In cats with feline interstitial cystitis, which therapy brings a faster resolution of clinical signs: meloxicam or prednisolone?
Clinical bottom line
Category of research question
The number and type of study designs reviewed
Two papers evaluated as relevant to the PICO question were critically reviewed. Both were double-blinded randomised controlled trials.
One paper not related to the PICO question, a single-blinded randomised controlled trial, was also reviewed as it is touched upon in the discussion section
Strength of evidence
Appraisal of the literature reveals weak evidence that meloxicam and prednisolone are of equivalent effectiveness when treating feline interstitial cystitis, also known as feline idiopathic cystitis (FIC)

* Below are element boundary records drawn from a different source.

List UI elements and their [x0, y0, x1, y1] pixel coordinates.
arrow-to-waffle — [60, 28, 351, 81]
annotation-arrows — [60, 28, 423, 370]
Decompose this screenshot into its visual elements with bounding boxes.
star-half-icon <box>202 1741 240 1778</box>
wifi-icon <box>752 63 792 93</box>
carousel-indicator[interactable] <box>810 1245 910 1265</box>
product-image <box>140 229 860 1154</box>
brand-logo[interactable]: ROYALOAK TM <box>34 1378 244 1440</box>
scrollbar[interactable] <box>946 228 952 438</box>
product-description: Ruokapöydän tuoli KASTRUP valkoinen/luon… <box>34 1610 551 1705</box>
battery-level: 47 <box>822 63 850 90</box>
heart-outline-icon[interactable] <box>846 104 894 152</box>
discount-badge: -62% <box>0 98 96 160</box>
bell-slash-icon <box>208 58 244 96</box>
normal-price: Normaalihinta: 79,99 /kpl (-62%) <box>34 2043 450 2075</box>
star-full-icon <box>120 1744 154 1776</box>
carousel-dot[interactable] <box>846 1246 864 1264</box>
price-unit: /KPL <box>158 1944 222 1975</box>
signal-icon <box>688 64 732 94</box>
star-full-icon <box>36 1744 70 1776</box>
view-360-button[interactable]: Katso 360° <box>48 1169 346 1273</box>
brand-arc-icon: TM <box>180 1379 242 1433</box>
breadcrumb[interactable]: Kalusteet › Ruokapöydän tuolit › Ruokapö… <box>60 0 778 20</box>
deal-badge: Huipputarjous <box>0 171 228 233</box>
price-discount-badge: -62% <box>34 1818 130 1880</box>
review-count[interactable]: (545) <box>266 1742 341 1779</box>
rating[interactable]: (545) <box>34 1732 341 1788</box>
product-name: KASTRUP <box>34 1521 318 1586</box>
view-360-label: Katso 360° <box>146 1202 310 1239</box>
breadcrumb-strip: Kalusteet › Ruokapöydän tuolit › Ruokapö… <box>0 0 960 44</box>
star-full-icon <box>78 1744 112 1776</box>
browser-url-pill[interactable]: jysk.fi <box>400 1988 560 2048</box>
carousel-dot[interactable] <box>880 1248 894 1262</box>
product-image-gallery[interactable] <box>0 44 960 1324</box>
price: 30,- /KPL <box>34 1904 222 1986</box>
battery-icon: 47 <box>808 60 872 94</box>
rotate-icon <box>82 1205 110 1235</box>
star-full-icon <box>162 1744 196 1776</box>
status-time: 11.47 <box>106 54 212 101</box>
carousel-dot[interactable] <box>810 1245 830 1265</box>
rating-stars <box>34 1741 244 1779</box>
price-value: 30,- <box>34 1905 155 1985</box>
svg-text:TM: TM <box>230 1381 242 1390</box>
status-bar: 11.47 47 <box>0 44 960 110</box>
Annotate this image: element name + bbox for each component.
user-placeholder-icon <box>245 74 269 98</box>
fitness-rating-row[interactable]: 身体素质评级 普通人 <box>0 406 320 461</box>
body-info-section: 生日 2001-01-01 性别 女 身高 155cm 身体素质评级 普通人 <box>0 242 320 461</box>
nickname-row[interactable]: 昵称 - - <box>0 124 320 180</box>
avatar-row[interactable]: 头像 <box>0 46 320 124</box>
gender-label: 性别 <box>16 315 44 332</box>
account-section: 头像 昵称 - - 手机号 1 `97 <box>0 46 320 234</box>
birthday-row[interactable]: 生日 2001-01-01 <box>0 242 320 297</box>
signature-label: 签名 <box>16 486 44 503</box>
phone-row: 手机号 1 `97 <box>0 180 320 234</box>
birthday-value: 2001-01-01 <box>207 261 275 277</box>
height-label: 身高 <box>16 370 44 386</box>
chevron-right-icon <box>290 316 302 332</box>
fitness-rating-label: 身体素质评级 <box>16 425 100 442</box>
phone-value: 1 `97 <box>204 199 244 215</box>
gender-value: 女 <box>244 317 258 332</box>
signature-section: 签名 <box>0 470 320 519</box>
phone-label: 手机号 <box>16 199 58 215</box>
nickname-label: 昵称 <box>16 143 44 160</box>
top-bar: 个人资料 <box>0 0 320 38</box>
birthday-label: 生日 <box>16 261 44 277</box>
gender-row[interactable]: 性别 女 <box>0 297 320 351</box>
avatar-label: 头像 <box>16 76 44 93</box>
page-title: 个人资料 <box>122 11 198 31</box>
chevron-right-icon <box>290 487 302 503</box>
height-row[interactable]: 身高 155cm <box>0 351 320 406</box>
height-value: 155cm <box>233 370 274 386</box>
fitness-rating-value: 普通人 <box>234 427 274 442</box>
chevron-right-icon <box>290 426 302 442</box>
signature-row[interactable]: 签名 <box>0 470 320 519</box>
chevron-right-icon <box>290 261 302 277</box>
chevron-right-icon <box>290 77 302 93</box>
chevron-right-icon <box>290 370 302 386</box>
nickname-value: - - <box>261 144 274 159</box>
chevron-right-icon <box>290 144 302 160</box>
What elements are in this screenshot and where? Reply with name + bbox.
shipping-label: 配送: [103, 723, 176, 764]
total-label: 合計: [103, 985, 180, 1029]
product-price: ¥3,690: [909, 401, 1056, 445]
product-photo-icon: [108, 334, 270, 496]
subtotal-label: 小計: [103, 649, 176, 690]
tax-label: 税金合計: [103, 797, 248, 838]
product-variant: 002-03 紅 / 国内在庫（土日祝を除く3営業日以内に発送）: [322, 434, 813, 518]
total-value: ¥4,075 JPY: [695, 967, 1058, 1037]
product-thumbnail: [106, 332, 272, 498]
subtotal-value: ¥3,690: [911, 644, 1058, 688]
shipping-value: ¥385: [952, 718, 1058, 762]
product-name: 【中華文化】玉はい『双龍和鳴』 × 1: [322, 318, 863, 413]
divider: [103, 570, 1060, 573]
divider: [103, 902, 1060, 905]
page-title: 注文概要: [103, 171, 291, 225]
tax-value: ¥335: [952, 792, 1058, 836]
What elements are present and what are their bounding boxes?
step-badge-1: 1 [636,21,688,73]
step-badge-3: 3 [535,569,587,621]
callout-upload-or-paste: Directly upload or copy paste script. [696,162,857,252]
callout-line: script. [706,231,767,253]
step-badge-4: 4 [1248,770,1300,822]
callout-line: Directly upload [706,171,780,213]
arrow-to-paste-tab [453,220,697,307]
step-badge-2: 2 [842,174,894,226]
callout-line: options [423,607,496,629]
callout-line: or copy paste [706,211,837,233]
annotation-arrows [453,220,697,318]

There is no statistically significant difference in the reduction of clinical signs when meloxicam is compared with a placebo for the treatment of FIC. There is no statistically significant difference in reduction of clinical signs when prednisolone is compared with a placebo for the treatment of FIC. No studies were available for review which directly compared meloxicam against prednisolone as treatment options for FIC
In cats with FIC, insufficient evidence exists to truly conclude whether meloxicam or prednisolone is the most efficacious therapy for the reduction of clinical signs. Two double-blinded randomised controlled trials were evaluated – one compared the efficacy of meloxicam against a placebo; the other compared the efficacy of prednisolone against a placebo. Neither study found a statistically significant difference between the assessed treatment modality and the placebo used in reducing the clinical signs of FIC. As such, weak evidence exists that there is no significant difference between the use of meloxicam and a placebo, and prednisolone and a placebo in the reduction of clinical signs of FIC. Additionally, it could therefore be hypothesised that no significant difference exists in the reduction of clinical signs when comparing meloxicam against prednisolone as treatments for FIC however, no study was discoverable which was able to substantiate this claim
The application of evidence into practice should take into account multiple factors, not limited to: individual clinical expertise, patient’s circumstances and owners’ values, country, location or clinic where you work, the individual case in front of you, the availability of therapies and resources.
Knowledge Summaries are a resource to help reinforce or inform decision making. They do not override the responsibility or judgement of the practitioner to do what is best for the animal in their care.